Un diagnostic sévère du Comité pour l’élimination de la discrimination raciale
Le Comité de l’ONU exprime une vive inquiétude face aux exactions dont les Peuls seraient les victimes privilégiées. Ces abus seraient le fait des forces armées nationales, des services de sécurité intérieure, mais aussi de leurs supplétifs, les Volontaires pour la défense de la Patrie (VDP). Des groupes armés non étatiques sont également mis en cause dans ce document faisant suite à l’examen du rapport de Ouagadougou présenté récemment à Genève.
Les experts soulignent un phénomène de « profilage ethnique » préoccupant. Ce dernier impliquerait non seulement l’armée et les VDP, mais aussi des structures comme la Brigade Laabal (Brigade civique pour l’ordre et la discipline). Cette stigmatisation repose souvent sur une assimilation infondée de l’ethnie peule aux mouvements djihadistes qui déstabilisent la région, un point central de toute Sahel analyse sérieuse.
Discours de haine et climat de tension
Au-delà des violences physiques, une guerre des mots fait rage, notamment sur les réseaux sociaux. L’ONU dénonce une recrudescence de messages haineux et d’appels au meurtre visant spécifiquement les Peuls. Ce climat délétère favorise les agressions à caractère raciste et complique davantage le Sahel politique actuel.
Pour remédier à cette crise, le Comité exhorte le gouvernement du Burkina Faso à diligenter des enquêtes impartiales et indépendantes. L’objectif est clair : traduire en justice les auteurs de ces crimes et instaurer des garde-fous législatifs contre le profilage racial, conformément aux standards internationaux. Des directives précises doivent être données aux forces de l’ordre pour encadrer les contrôles d’identité et les interventions militaires.

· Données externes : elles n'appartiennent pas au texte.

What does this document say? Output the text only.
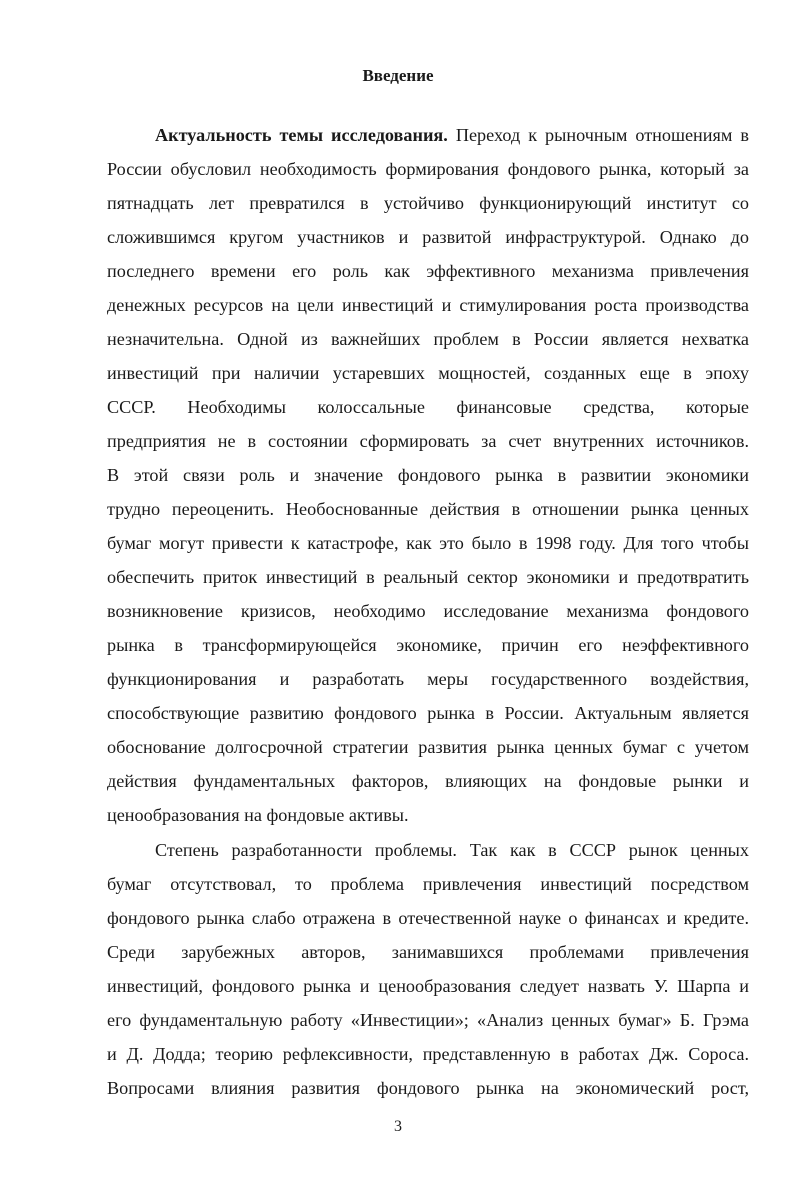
Введение
Актуальность темы исследования. Переход к рыночным отношениям в
России обусловил необходимость формирования фондового рынка, который за
пятнадцать лет превратился в устойчиво функционирующий институт со
сложившимся кругом участников и развитой инфраструктурой. Однако до
последнего времени его роль как эффективного механизма привлечения
денежных ресурсов на цели инвестиций и стимулирования роста производства
незначительна. Одной из важнейших проблем в России является нехватка
инвестиций при наличии устаревших мощностей, созданных еще в эпоху
СССР. Необходимы колоссальные финансовые средства, которые
предприятия не в состоянии сформировать за счет внутренних источников.
В этой связи роль и значение фондового рынка в развитии экономики
трудно переоценить. Необоснованные действия в отношении рынка ценных
бумаг могут привести к катастрофе, как это было в 1998 году. Для того чтобы
обеспечить приток инвестиций в реальный сектор экономики и предотвратить
возникновение кризисов, необходимо исследование механизма фондового
рынка в трансформирующейся экономике, причин его неэффективного
функционирования и разработать меры государственного воздействия,
способствующие развитию фондового рынка в России. Актуальным является
обоснование долгосрочной стратегии развития рынка ценных бумаг с учетом
действия фундаментальных факторов, влияющих на фондовые рынки и
ценообразования на фондовые активы.
Степень разработанности проблемы. Так как в СССР рынок ценных
бумаг отсутствовал, то проблема привлечения инвестиций посредством
фондового рынка слабо отражена в отечественной науке о финансах и кредите.
Среди зарубежных авторов, занимавшихся проблемами привлечения
инвестиций, фондового рынка и ценообразования следует назвать У. Шарпа и
его фундаментальную работу «Инвестиции»; «Анализ ценных бумаг» Б. Грэма
и Д. Додда; теорию рефлексивности, представленную в работах Дж. Сороса.
Вопросами влияния развития фондового рынка на экономический рост,
3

La réaction officielle de Ouagadougou
Face à ces graves accusations, les autorités burkinabè maintiennent une ligne de défense ferme. Sabine Bakyono Kanzie, Représentante permanente du pays auprès de l’ONU à Genève, a assuré que la stratégie antiterroriste ne cible aucune ethnie en particulier. Selon elle, les opérations militaires s’inscrivent dans le strict respect du droit national et des engagements internationaux en matière de droits humains.
Le gouvernement souligne que des mécanismes de contrôle, des dispositifs de police de proximité et des modules de formation sont en place pour éviter tout dérapage. Pour Ouagadougou, la diversité ethnique du Burkina Faso est une réalité préservée au sein même des institutions et des forces de défense, réfutant ainsi toute politique de discrimination ciblée. Cette situation reste un point de vigilance majeur pour Sahel Voice et les observateurs de la région.